Meat Industry Association chairman, John Loughlin says the important thing to remember is that the UK’s negotiations with the EU are likely to take at least two years under the Lisbon Treaty.
The EU28 currently takes nearly 50% of New Zealand’s total global sheepmeat exports, worth almost $1.3 billion. Of that nearly half goes to the UK. The EU is also a highly valuable market for beef despite access being significantly constrained by small levels of current access. Consumers in these markets prefer New Zealand’s highest value lamb and beef cuts.
All of these exports currently enter the EU under quotas bound in the EU’s WTO schedule. Without this quota access there would be virtually no sheep or beef exports to the EU or UK as the out of quota tariff rates are so high.

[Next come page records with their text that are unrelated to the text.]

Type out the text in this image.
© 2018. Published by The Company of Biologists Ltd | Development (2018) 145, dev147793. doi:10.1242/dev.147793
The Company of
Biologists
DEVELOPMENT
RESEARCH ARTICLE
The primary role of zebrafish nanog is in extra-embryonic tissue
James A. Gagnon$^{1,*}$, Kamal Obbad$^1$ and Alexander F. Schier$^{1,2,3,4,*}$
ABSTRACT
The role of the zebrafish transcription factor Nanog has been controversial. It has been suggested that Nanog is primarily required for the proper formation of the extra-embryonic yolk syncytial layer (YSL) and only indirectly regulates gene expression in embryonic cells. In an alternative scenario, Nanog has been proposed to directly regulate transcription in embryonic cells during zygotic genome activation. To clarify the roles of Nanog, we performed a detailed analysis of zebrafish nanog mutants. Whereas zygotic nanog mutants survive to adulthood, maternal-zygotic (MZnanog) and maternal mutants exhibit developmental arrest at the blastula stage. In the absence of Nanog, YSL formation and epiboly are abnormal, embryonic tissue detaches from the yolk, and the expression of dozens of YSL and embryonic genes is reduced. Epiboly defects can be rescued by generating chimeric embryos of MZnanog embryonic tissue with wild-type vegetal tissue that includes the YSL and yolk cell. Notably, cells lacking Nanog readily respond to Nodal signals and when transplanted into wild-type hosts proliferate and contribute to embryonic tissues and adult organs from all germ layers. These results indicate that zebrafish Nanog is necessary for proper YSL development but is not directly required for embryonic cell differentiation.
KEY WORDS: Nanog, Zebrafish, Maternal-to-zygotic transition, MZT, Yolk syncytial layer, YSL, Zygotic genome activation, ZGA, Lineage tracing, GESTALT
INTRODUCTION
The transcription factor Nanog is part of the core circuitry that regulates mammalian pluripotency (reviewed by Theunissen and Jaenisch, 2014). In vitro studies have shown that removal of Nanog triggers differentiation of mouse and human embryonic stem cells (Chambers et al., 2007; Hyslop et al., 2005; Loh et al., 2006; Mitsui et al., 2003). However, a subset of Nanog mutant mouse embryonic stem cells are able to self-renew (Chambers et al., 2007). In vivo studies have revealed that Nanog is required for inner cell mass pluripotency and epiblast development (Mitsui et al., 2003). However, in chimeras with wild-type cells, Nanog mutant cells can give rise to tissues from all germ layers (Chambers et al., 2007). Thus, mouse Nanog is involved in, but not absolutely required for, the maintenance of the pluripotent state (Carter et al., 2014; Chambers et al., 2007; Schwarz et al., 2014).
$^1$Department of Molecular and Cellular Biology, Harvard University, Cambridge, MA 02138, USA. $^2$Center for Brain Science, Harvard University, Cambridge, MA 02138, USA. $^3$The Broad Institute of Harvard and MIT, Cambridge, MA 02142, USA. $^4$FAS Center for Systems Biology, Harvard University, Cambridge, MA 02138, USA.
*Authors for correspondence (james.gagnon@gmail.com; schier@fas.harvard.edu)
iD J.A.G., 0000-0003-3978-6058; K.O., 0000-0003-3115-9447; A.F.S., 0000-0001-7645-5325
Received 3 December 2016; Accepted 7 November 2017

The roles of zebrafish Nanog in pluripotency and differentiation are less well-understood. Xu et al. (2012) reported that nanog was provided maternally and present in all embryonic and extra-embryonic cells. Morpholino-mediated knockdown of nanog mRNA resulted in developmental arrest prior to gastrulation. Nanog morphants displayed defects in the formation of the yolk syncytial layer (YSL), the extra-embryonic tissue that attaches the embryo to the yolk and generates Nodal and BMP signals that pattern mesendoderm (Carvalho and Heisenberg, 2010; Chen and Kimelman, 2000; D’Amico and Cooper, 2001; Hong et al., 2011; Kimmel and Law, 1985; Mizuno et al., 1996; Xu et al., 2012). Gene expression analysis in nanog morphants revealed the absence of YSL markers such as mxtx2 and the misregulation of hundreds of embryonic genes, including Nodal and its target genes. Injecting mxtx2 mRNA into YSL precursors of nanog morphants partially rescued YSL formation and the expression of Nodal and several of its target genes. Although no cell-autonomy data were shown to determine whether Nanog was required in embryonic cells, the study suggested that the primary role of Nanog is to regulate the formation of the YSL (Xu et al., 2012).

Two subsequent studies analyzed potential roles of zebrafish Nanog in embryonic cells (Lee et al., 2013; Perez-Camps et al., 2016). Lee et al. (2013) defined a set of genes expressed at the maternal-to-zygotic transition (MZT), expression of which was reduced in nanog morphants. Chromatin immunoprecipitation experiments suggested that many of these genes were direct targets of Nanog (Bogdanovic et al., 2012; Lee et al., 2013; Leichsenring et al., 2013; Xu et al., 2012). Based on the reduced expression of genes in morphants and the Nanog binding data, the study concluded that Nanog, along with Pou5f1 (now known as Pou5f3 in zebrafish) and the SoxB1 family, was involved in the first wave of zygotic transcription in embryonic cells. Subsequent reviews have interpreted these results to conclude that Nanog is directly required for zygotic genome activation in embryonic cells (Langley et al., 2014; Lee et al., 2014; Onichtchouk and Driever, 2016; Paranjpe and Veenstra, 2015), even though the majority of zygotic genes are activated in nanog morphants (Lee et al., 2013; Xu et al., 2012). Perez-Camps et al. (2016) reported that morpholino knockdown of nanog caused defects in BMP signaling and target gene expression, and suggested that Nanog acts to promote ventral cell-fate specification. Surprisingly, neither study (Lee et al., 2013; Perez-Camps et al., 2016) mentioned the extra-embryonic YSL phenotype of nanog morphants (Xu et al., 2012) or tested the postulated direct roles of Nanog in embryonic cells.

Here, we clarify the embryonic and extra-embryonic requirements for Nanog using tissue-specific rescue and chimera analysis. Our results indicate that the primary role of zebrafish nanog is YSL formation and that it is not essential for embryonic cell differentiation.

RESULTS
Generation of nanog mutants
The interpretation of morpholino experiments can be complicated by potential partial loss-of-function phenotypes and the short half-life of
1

“The sheep and beef industry will continue to work closely with the New Zealand government over the next couple of years as this process unfolds,” says Loughlin.
Under WTO rules, the quantity and quality of New Zealand’s sheep and beef access into both the European Union and United Kingdom cannot be eroded as a result of this process, says James Parsons, chairman of Beef + Lamb New Zealand.
A key component of the quality of New Zealand’s access is the flexibility the industry has in deciding whether to export to the United Kingdom or European Union depending on market conditions.
“We are pleased there have been statements by the UK that its intention is that trading partners should be no worse off as a result of Brexit,” Parsons says.